Tra il regno di Benedetto e quello di Francesco, d’altro canto, tutti i Papi dal 1958 al 2005 sono diventati santi. Quindi è facile che la richiesta di santità per Ratzinger parta da subito a piazza San Pietro per arrivare alla diocesi di Roma. Che è l’unica che ha diritto di postulare la causa di un suo vescovo. E qui, spiega l’esperto, entra in scena Francesco: «Non tirerà il freno, mettendosi in cattiva luce con chi lo ha contestato, o ha sbandierato quel “Benedetto è il mio papa”, che proprio Ratzinger non avrebbe tollerato». Ma non farà nemmeno scelte affrettate: anche se questo significherà trovarsi di fronte l’accusa “chi non deroga, ostacola”. Per Melloni «Francesco si trova nella posizione di chi deve decidere se creare un precedente. Se si dimetterà, diventerà difficile per il successore non fare come due predecessori. E se canonizzerà il predecessore, diventerà impossibile per il successore non canonizzare lui». E quindi il Papa lascerà chiedere a chi vuole e non ostacolerà l’istruzione della causa. Poi, eventualmente, deciderà se fare il passo o se lasciarlo al suo successore.

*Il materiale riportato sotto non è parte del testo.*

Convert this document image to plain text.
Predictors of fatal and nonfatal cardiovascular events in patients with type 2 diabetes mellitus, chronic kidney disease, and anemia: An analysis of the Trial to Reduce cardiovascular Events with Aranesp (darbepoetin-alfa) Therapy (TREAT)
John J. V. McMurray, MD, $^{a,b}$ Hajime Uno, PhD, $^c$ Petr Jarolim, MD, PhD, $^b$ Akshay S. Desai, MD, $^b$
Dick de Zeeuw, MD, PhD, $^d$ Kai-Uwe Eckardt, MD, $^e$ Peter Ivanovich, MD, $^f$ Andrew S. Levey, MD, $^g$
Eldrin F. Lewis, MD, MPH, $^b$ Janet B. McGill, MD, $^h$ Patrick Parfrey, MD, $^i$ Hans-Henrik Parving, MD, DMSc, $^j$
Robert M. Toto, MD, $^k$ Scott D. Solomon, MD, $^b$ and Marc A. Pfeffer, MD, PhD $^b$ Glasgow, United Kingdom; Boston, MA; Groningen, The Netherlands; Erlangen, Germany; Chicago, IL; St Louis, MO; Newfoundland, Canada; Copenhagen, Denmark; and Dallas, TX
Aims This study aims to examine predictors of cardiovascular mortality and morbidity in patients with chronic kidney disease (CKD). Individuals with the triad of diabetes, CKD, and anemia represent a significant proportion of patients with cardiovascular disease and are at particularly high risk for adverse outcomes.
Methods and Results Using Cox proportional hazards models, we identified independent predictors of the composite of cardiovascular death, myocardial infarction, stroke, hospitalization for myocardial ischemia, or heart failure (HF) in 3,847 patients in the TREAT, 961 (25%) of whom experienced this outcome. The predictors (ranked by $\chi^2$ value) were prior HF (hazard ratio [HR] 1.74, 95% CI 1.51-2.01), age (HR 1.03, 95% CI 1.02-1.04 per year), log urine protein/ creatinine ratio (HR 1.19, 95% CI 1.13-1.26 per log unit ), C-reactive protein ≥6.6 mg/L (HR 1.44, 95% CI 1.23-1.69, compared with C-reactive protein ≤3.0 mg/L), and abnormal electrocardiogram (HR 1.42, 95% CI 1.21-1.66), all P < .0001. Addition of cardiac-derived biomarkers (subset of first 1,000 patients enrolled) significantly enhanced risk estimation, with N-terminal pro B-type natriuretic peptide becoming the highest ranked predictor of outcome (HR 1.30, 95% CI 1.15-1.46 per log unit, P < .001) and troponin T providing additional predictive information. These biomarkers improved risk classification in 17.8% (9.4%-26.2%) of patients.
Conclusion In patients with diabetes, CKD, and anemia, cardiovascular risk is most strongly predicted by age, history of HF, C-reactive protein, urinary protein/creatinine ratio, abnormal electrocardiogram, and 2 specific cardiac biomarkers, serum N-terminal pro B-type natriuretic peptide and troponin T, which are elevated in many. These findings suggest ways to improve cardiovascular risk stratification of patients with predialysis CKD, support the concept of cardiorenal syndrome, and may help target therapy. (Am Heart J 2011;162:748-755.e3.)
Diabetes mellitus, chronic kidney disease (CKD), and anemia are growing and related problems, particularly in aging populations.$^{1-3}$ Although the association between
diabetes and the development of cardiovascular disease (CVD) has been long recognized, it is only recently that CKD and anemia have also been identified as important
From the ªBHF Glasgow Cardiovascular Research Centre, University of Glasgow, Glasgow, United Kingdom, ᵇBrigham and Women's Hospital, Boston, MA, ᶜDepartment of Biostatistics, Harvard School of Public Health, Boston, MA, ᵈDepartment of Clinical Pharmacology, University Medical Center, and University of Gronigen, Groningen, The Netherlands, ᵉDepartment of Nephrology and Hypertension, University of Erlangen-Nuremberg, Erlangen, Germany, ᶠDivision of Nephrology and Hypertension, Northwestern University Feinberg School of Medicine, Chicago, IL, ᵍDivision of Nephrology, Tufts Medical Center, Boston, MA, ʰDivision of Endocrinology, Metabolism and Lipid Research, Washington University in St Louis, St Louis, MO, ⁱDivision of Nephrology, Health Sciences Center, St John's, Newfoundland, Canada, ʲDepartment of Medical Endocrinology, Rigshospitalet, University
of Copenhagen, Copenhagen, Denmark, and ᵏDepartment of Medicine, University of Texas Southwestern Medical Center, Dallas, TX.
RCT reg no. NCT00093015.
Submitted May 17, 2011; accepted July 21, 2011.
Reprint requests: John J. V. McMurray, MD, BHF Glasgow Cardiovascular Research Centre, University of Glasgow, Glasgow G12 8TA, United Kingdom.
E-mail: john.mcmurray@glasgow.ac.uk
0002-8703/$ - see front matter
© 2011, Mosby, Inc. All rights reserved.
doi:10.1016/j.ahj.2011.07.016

Proprio Bergoglio oggi affida a Repubblica un ricordo di Ratzinger. «Quello di Benedetto XVI è e rimarrà sempre un pensiero e un magistero fecondo nel tempo». Perché «la ricerca del dialogo con la cultura del proprio tempo è sempre stato un desiderio ardente di Joseph Ratzinger. Lui, da teologo prima e da pastore dopo, non si è mai confinato in una cultura solo intellettualistica, disincarnata dalla storia degli uomini e del mondo». E infine: «Benedetto XVI faceva teologia in ginocchio. Il suo argomentare la fede era compiuto con la devozione dell’uomo che ha abbandonato tutto se stesso a Dio e che, sotto la guida dello Spirito Santo, cercava una sempre maggior compenetrazione del mistero di quel Gesù che lo aveva affascinato fin da giovane», scrive Bergoglio. «Il modo nel quale Benedetto XVI ha saputo far interagire cuore e ragione, pensiero e affetti, razionalità ed emozione costituisce un modello fecondo su come poter raccontare a tutti la forza dirompente del Vangelo».